RHS Lecture: Dr Patricia Skinner,  'Better off dead than disfigured'? The challenges of facial injury in the premodern past'

People with disfigurements remain one of the last, under-represented minority groups in history. Their faces, often telling stories of violence and/or ravaging disease, present an uncomfortable subject for study. Modern surgical practices, capable of creating the most ‘realistic’ facial prostheses and thus ‘saving faces’, cannot repair the psychological damage of a changed face, nor address the prevailing social attitudes that either register and then ignore the person completely in the cause of ‘not staring’, or express horror or even disgust at the mis-arranged features confronting the gaze. This lecture is concerned with the historical continuities visible in such responses, suggesting that – as today – only those with a particular story to tell about their disfiguring injuries were ‘accepted’ for themselves and were able to ‘change face’. Victims of criminal acts and war veterans did – and still do – elicit a sympathetic response.
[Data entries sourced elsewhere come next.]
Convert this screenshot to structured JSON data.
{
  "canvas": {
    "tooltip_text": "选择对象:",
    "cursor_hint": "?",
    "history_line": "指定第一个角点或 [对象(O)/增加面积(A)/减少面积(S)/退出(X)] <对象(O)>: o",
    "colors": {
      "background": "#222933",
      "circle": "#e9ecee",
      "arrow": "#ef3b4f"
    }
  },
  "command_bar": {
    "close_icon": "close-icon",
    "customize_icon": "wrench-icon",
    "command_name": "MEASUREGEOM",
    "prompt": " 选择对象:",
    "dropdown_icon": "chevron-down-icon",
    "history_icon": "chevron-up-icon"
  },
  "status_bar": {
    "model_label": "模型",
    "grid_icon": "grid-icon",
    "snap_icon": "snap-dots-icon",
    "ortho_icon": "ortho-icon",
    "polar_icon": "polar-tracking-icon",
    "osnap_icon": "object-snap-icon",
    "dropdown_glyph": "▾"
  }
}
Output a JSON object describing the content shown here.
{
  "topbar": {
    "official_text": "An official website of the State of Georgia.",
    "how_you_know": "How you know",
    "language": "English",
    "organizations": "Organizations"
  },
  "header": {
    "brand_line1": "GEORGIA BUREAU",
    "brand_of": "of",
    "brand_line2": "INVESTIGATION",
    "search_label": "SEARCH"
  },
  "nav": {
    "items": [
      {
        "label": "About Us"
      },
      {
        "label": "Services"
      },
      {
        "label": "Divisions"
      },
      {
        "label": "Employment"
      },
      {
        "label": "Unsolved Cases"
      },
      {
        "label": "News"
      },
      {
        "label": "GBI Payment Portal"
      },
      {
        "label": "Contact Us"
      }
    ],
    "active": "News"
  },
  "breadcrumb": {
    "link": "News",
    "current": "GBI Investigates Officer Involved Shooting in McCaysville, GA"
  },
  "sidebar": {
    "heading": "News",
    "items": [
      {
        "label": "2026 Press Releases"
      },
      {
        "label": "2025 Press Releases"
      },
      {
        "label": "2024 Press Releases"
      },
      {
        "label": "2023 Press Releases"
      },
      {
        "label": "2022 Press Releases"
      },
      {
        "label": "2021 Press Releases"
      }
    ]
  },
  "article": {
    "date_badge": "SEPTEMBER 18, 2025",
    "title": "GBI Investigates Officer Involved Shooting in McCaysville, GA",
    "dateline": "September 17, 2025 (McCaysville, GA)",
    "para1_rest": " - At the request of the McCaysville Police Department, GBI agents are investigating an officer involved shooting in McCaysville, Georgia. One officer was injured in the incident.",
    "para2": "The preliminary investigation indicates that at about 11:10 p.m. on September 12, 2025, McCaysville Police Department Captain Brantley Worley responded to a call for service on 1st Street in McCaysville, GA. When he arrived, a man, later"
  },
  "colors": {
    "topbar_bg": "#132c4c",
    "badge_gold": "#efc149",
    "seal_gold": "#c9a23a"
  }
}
But facial disfigurement in the premodern past – when surgery was not yet an option – was also a sign of punishment and/or dubious morality, meaning that the right story mattered. The lecture will trace some examples, and argue for a better understanding not only of the challenges of disfigurement history, but of disfigurement itself.

Patricia Skinner is Reader in Medieval History at the University of Winchester. She is currently completing a project sponsored by the Wellcome Trust on medical and social responses to disfigurement in medieval Europe.